Alex Dietz of Bend, Oregon, was fly fishing with an egg pattern on the Deschutes River outside Warm Springs on Dec. 19 when he hooked a 5-pound, 12-ounce, 24-inch mountain whitefish with a 14-inch girth.
“My fishing buddy Jason Schreiber saw that I had a big fish on and came over to check out what was going on,” Dietz said. “We took pictures of it and kind of laughed about it for a while.
“I was getting ready to let the fish go when we realized this thing could be a state record.”
Dietz is almost exclusively a catch-and-release angler, but he kept this fish, bringing it to Newport Avenue Market in Bend for an official weigh-in on an Oregon Department of Agriculture scale as required under the record rules, according to an Oregon Department of Fish and Wildlife news release.
ODFW certified the fish as the state record mountain whitefish on Jan. 7, beating the previous record, a 4-pound, 14-ounce mountain whitefish caught at Crane Prairie Reservoir in 1994 by Roger A. Massey.
The mountain whitefish might be a world record as the current record is a 5-pound, 8-ounce whitefish taken by Albert Woo in 1995 from Albert’s River near Calgary, Alberta, according to the International Game Fish Association.

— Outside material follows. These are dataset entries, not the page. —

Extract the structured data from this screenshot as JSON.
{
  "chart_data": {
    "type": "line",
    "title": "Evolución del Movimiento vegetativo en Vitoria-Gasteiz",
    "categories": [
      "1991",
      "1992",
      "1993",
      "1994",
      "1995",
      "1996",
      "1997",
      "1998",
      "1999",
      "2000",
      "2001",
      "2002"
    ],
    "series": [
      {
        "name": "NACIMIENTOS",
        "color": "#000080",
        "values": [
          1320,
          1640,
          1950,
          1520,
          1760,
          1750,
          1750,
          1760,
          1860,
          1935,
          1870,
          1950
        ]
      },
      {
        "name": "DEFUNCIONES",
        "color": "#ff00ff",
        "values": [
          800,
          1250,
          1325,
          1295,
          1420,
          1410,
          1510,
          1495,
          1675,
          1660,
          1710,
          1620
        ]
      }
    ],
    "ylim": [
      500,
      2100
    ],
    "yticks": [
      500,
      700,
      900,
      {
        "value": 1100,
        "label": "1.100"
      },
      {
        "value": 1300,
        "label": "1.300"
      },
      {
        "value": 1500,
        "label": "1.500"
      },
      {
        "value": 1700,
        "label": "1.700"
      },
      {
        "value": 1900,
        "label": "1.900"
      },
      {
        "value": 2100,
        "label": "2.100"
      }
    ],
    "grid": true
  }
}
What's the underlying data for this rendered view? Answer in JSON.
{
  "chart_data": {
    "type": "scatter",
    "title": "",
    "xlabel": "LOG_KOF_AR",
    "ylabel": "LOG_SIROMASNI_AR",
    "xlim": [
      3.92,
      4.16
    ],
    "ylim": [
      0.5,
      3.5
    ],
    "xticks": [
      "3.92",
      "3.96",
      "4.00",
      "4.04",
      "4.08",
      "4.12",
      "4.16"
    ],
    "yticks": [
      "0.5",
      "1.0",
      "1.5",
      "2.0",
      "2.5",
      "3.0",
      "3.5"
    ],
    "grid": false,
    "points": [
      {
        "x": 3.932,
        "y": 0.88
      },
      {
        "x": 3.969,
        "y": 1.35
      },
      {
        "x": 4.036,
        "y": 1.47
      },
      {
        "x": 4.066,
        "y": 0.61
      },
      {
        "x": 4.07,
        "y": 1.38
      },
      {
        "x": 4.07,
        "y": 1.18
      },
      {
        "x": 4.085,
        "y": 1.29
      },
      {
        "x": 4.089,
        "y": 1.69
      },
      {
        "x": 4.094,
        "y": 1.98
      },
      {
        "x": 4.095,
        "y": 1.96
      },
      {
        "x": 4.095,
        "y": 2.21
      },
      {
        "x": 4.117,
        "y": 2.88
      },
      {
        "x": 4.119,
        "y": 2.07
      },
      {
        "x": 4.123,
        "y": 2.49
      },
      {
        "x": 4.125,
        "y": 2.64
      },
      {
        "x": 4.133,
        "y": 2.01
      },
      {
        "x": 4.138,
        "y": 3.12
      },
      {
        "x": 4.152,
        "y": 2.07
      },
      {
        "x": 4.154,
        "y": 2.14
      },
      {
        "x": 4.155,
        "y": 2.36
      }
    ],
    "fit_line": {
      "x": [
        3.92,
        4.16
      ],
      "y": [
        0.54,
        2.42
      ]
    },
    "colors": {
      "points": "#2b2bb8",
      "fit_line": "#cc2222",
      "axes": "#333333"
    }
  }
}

Dietz is submitting the information to the IFGA to be certified.
Dietz grew up in Bend and has been fishing since he was in high school. He usually targets trout and steelhead and releases just about everything he catches.
The record fish was taken to a taxidermist for display at his home.
Beating the record is special because Dec. 19 was the first time he’d been fishing since he and his wife Andrea welcomed their first child, a baby girl, on Nov. 15.
“Dec. 19 was the first time I got the green light from my wife to go fishing, so big thanks to her, too,” Dietz said in the release.
Mountain whitefish are a native migratory fish in Oregon and are distributed throughout most of the Western United States and Canada.
These fish are typically found in cool mountain streams, but also occur in lakes.
Mountain whitefish have a subterminal mouth, which helps them feed on a variety of food items that occur on the bottom of streams such as immature mayflies, stoneflies and caddisflies, which the Deschutes River has in abundance.
“We have known for a long time that the lower Deschutes River has an abundance of mountain whitefish which anglers frequently catch while angling for trout,” said Jason Seals, ODFW Deschutes District fish biologist. “However, we never suspected that the Deschutes could have the state and possible world record mountain whitefish, so this was a great surprise.”